Braxton glanced at him again, his eyes widening when he saw the anger written on Mancini’s face, and apparently thought better of asking any more questions.
When the furious silence became too much to bear, Mancini leaned forward and flicked on the van’s ancient radio, twisting the dial until he heard a breathless news reporter reeling off facts that they clearly had trouble believing.
There had been outbreaks of ‘unexpected violence’ across the centre of the city, and large parts of London to the north of the river were burning. All residents of the city were advised to evacuate immediately or to barricade themselves in their homes until the all clear was given. The military had been called in to restore order…
In the rear of the van, Montero and Burnley were bickering quietly, just as they ha
d for most of the flight across the Atlantic.
Jeremy Pruitt just sat there, frowning at the floor, muttering to himself.

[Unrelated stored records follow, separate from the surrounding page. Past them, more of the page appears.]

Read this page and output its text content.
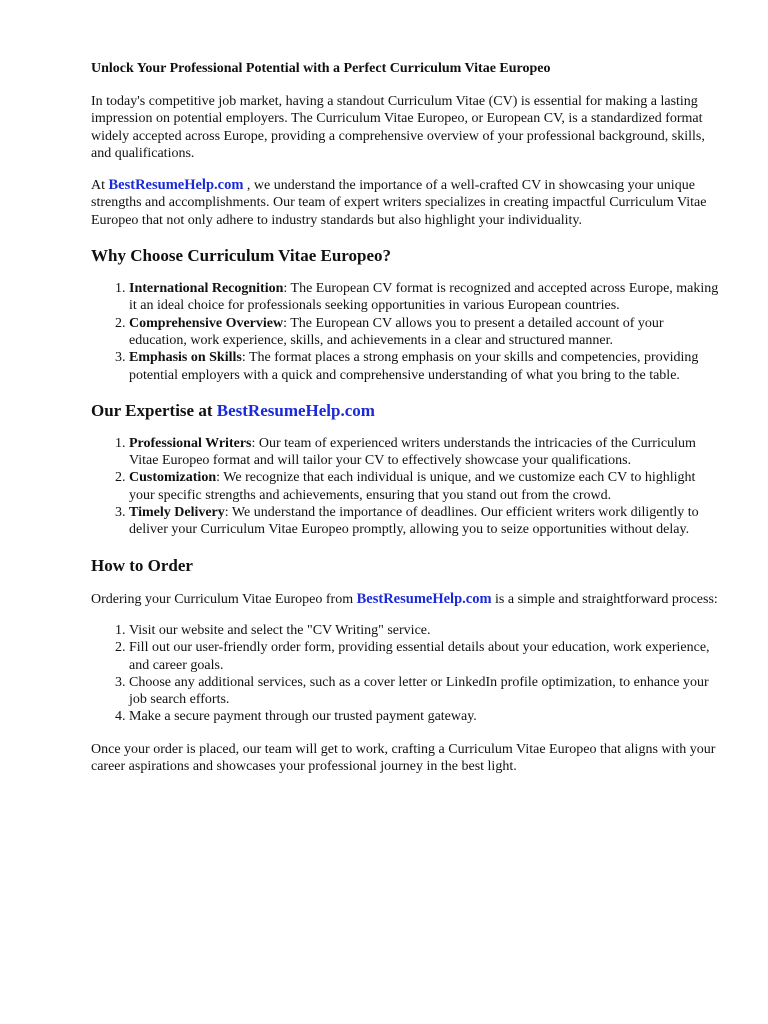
Unlock Your Professional Potential with a Perfect Curriculum Vitae Europeo

In today's competitive job market, having a standout Curriculum Vitae (CV) is essential for making a lasting impression on potential employers. The Curriculum Vitae Europeo, or European CV, is a standardized format widely accepted across Europe, providing a comprehensive overview of your professional background, skills, and qualifications.

At BestResumeHelp.com , we understand the importance of a well-crafted CV in showcasing your unique strengths and accomplishments. Our team of expert writers specializes in creating impactful Curriculum Vitae Europeo that not only adhere to industry standards but also highlight your individuality.

Why Choose Curriculum Vitae Europeo?
1. International Recognition: The European CV format is recognized and accepted across Europe, making it an ideal choice for professionals seeking opportunities in various European countries.
2. Comprehensive Overview: The European CV allows you to present a detailed account of your education, work experience, skills, and achievements in a clear and structured manner.
3. Emphasis on Skills: The format places a strong emphasis on your skills and competencies, providing potential employers with a quick and comprehensive understanding of what you bring to the table.
Our Expertise at BestResumeHelp.com
1. Professional Writers: Our team of experienced writers understands the intricacies of the Curriculum Vitae Europeo format and will tailor your CV to effectively showcase your qualifications.
2. Customization: We recognize that each individual is unique, and we customize each CV to highlight your specific strengths and achievements, ensuring that you stand out from the crowd.
3. Timely Delivery: We understand the importance of deadlines. Our efficient writers work diligently to deliver your Curriculum Vitae Europeo promptly, allowing you to seize opportunities without delay.
How to Order

Ordering your Curriculum Vitae Europeo from BestResumeHelp.com is a simple and straightforward process:

1. Visit our website and select the "CV Writing" service.
2. Fill out our user-friendly order form, providing essential details about your education, work experience, and career goals.
3. Choose any additional services, such as a cover letter or LinkedIn profile optimization, to enhance your job search efforts.
4. Make a secure payment through our trusted payment gateway.

Once your order is placed, our team will get to work, crafting a Curriculum Vitae Europeo that aligns with your career aspirations and showcases your professional journey in the best light.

Mancini tuned it all out, and tried to persuade himself that Jennifer Craven wasn’t worth it; that she hadn’t been for a very long time. That the only rational thing to do was turn the van around and get the hell out of England immediately; find some way to disappear.

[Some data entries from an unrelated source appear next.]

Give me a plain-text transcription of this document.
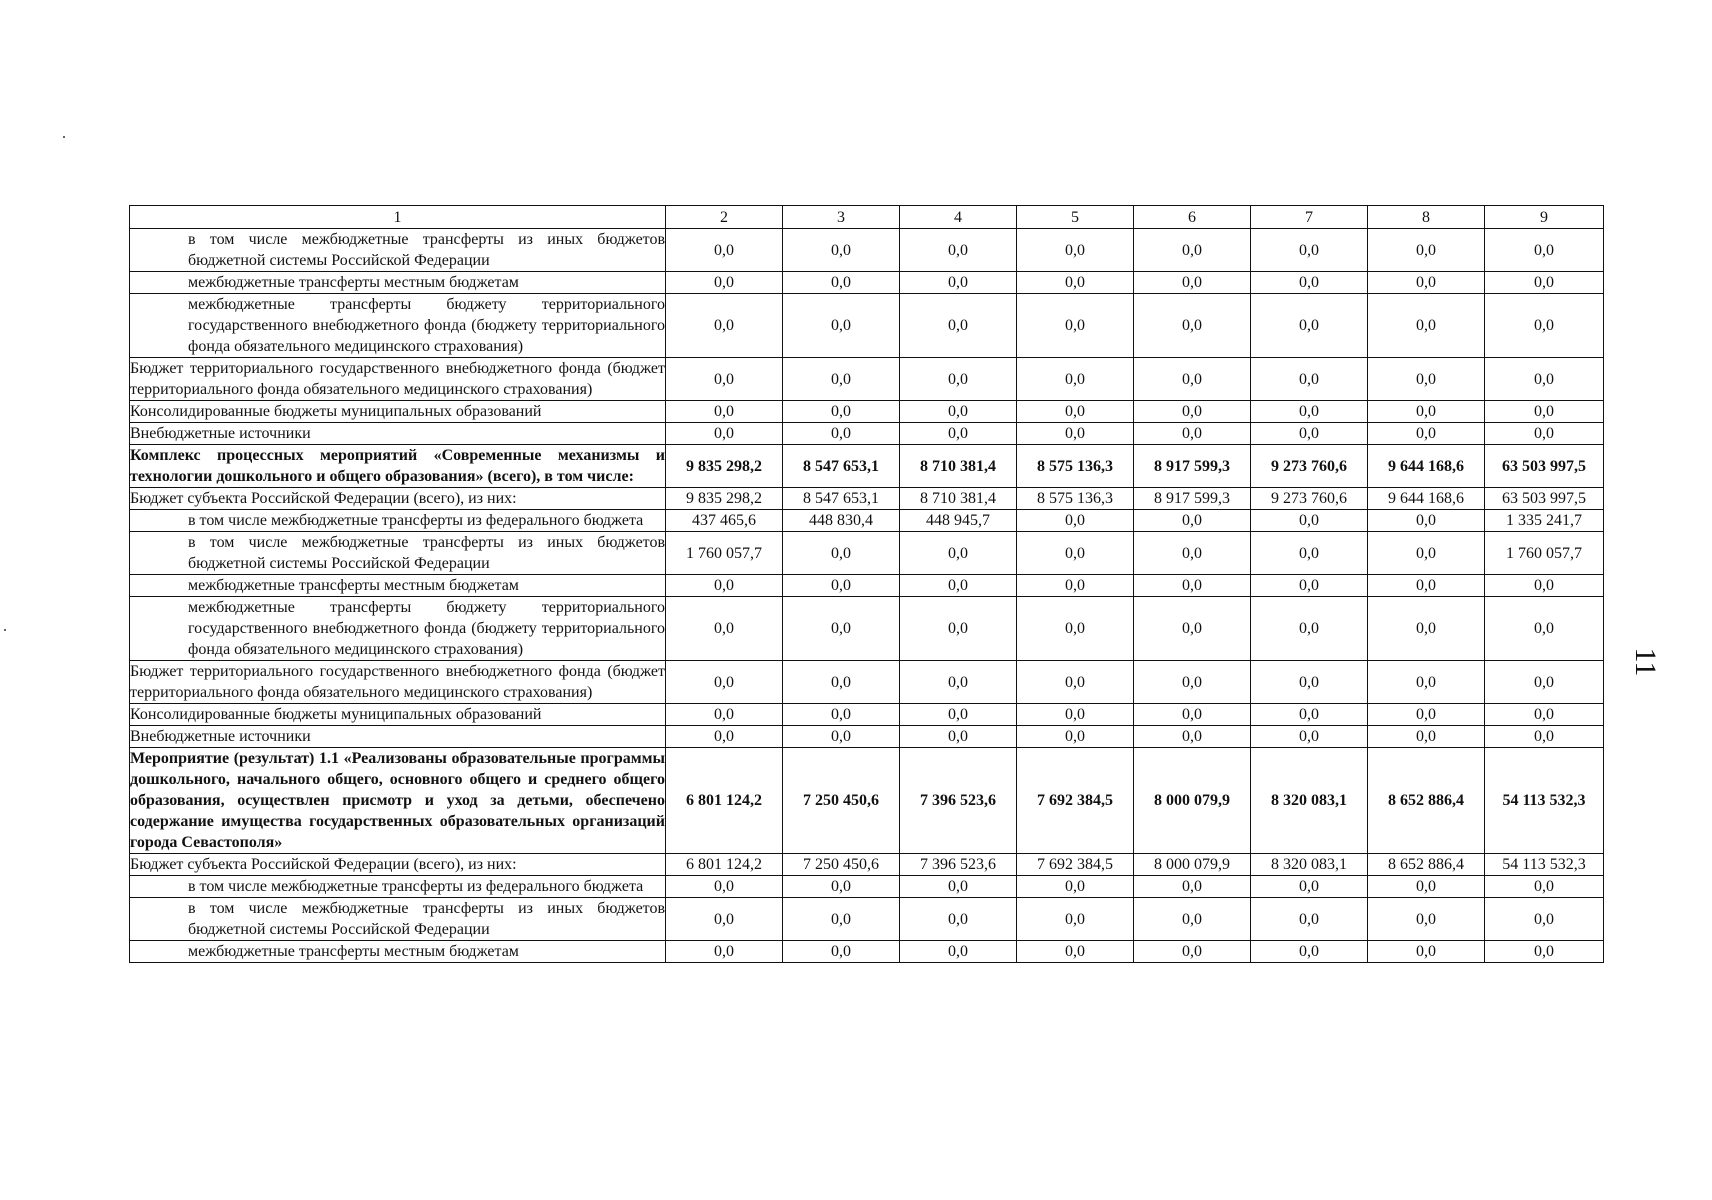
11
1	2	3	4	5	6	7	8	9
в том числе межбюджетные трансферты из иных бюджетов бюджетной системы Российской Федерации	0,0	0,0	0,0	0,0	0,0	0,0	0,0	0,0
межбюджетные трансферты местным бюджетам	0,0	0,0	0,0	0,0	0,0	0,0	0,0	0,0
межбюджетные трансферты бюджету территориального государственного внебюджетного фонда (бюджету территориального фонда обязательного медицинского страхования)	0,0	0,0	0,0	0,0	0,0	0,0	0,0	0,0
Бюджет территориального государственного внебюджетного фонда (бюджет территориального фонда обязательного медицинского страхования)	0,0	0,0	0,0	0,0	0,0	0,0	0,0	0,0
Консолидированные бюджеты муниципальных образований	0,0	0,0	0,0	0,0	0,0	0,0	0,0	0,0
Внебюджетные источники	0,0	0,0	0,0	0,0	0,0	0,0	0,0	0,0
Комплекс процессных мероприятий «Современные механизмы и технологии дошкольного и общего образования» (всего), в том числе:	9 835 298,2	8 547 653,1	8 710 381,4	8 575 136,3	8 917 599,3	9 273 760,6	9 644 168,6	63 503 997,5
Бюджет субъекта Российской Федерации (всего), из них:	9 835 298,2	8 547 653,1	8 710 381,4	8 575 136,3	8 917 599,3	9 273 760,6	9 644 168,6	63 503 997,5
в том числе межбюджетные трансферты из федерального бюджета	437 465,6	448 830,4	448 945,7	0,0	0,0	0,0	0,0	1 335 241,7
в том числе межбюджетные трансферты из иных бюджетов бюджетной системы Российской Федерации	1 760 057,7	0,0	0,0	0,0	0,0	0,0	0,0	1 760 057,7
межбюджетные трансферты местным бюджетам	0,0	0,0	0,0	0,0	0,0	0,0	0,0	0,0
межбюджетные трансферты бюджету территориального государственного внебюджетного фонда (бюджету территориального фонда обязательного медицинского страхования)	0,0	0,0	0,0	0,0	0,0	0,0	0,0	0,0
Бюджет территориального государственного внебюджетного фонда (бюджет территориального фонда обязательного медицинского страхования)	0,0	0,0	0,0	0,0	0,0	0,0	0,0	0,0
Консолидированные бюджеты муниципальных образований	0,0	0,0	0,0	0,0	0,0	0,0	0,0	0,0
Внебюджетные источники	0,0	0,0	0,0	0,0	0,0	0,0	0,0	0,0
Мероприятие (результат) 1.1 «Реализованы образовательные программы дошкольного, начального общего, основного общего и среднего общего образования, осуществлен присмотр и уход за детьми, обеспечено содержание имущества государственных образовательных организаций города Севастополя»	6 801 124,2	7 250 450,6	7 396 523,6	7 692 384,5	8 000 079,9	8 320 083,1	8 652 886,4	54 113 532,3
Бюджет субъекта Российской Федерации (всего), из них:	6 801 124,2	7 250 450,6	7 396 523,6	7 692 384,5	8 000 079,9	8 320 083,1	8 652 886,4	54 113 532,3
в том числе межбюджетные трансферты из федерального бюджета	0,0	0,0	0,0	0,0	0,0	0,0	0,0	0,0
в том числе межбюджетные трансферты из иных бюджетов бюджетной системы Российской Федерации	0,0	0,0	0,0	0,0	0,0	0,0	0,0	0,0
межбюджетные трансферты местным бюджетам	0,0	0,0	0,0	0,0	0,0	0,0	0,0	0,0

He said nothing, glaring at the road ahead, watching the miles creep by.
His gut told him that his entire world was about to be reduced to a single imperative.
Stay in the light.
25
Conny only rolled out from beneath the train when Remy finally began to struggle. She released her grip on him, and he scampered out into the tunnel. It was the best indication she could get that it was truly safe for her to move.

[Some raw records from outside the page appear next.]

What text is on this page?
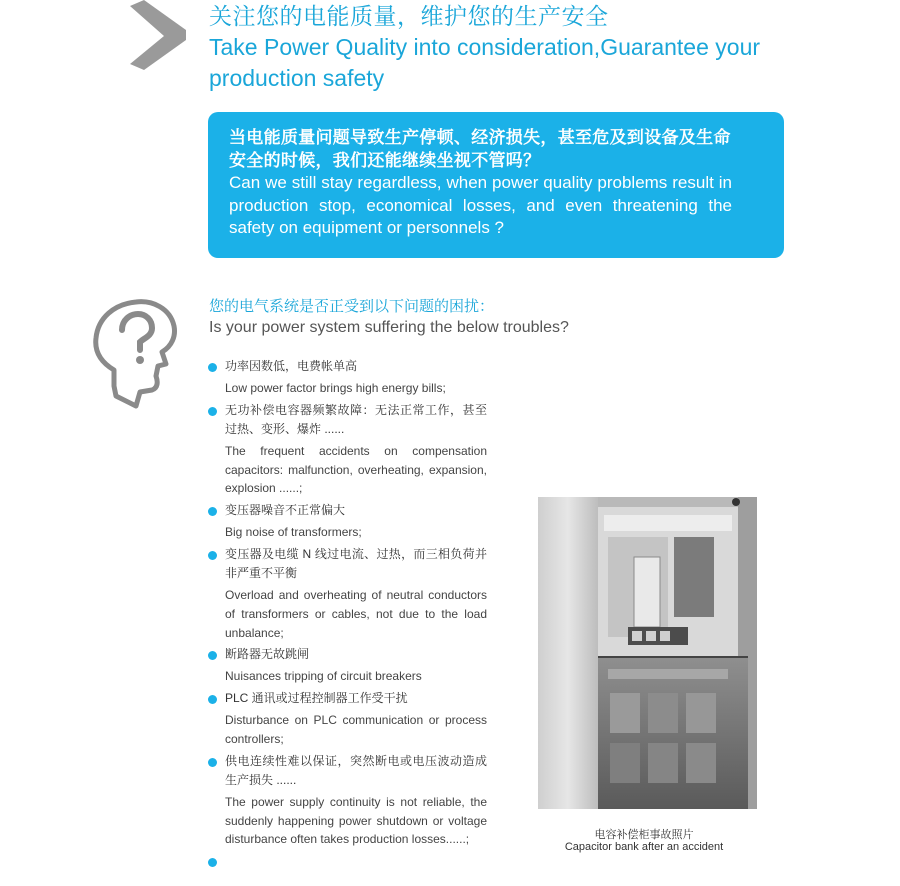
关注您的电能质量，维护您的生产安全
Take Power Quality into consideration,Guarantee your production safety
当电能质量问题导致生产停顿、经济损失，甚至危及到设备及生命安全的时候，我们还能继续坐视不管吗？
Can we still stay regardless, when power quality problems result in production stop, economical losses, and even threatening the safety on equipment or personnels ?
您的电气系统是否正受到以下问题的困扰：
Is your power system suffering the below troubles?
功率因数低，电费帐单高
Low power factor brings high energy bills;
无功补偿电容器频繁故障：无法正常工作，甚至过热、变形、爆炸 ......
The frequent accidents on compensation capacitors: malfunction, overheating, expansion, explosion ......;
变压器噪音不正常偏大
Big noise of transformers;
变压器及电缆 N 线过电流、过热，而三相负荷并非严重不平衡
Overload and overheating of neutral conductors of transformers or cables, not due to the load unbalance;
断路器无故跳闸
Nuisances tripping of circuit breakers
PLC 通讯或过程控制器工作受干扰
Disturbance on PLC communication or process controllers;
供电连续性难以保证，突然断电或电压波动造成生产损失 ......
The power supply continuity is not reliable, the suddenly happening power shutdown or voltage disturbance often takes production losses......;	电容补偿柜事故照片
Capacitor bank after an accident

She hauled herself to her feet, a little unnerved at how shaky her legs felt beneath her.
Remy was busy peeing. He glanced at her apologetically, and Conny almost laughed. She had damn-near pissed herself beneath the train. Under the circumstances, she thought he’d done pretty well to hold it in.
She left her flashlight switched off, seeing only by the soft glow of the train’s emergency lights. Twisting her head left and right, trying not to look at Robert Nelson’s body and failing miserably, she saw only darkness in either direction.
“Which way, Rem?”
Remy finished his business and trotted toward her, turning to face the left. The opposite direction to the one the monsters had taken. He looked up at her, tongue lolling out, and seemed relatively like himself for the first time in a couple of hours.
“Left it is,” Conny said quietly, and smiled.
She detached Remy’s chain leash from his collar, afraid of the noise it might make. She would travel in complete darkness, she decided, sticking to one tunnel and using her light only occasionally, if she needed to get her bearings. Ideally, she wanted to travel completely silently, too. She placed the chain gently on the ground, and Remy gave it a look of disdain.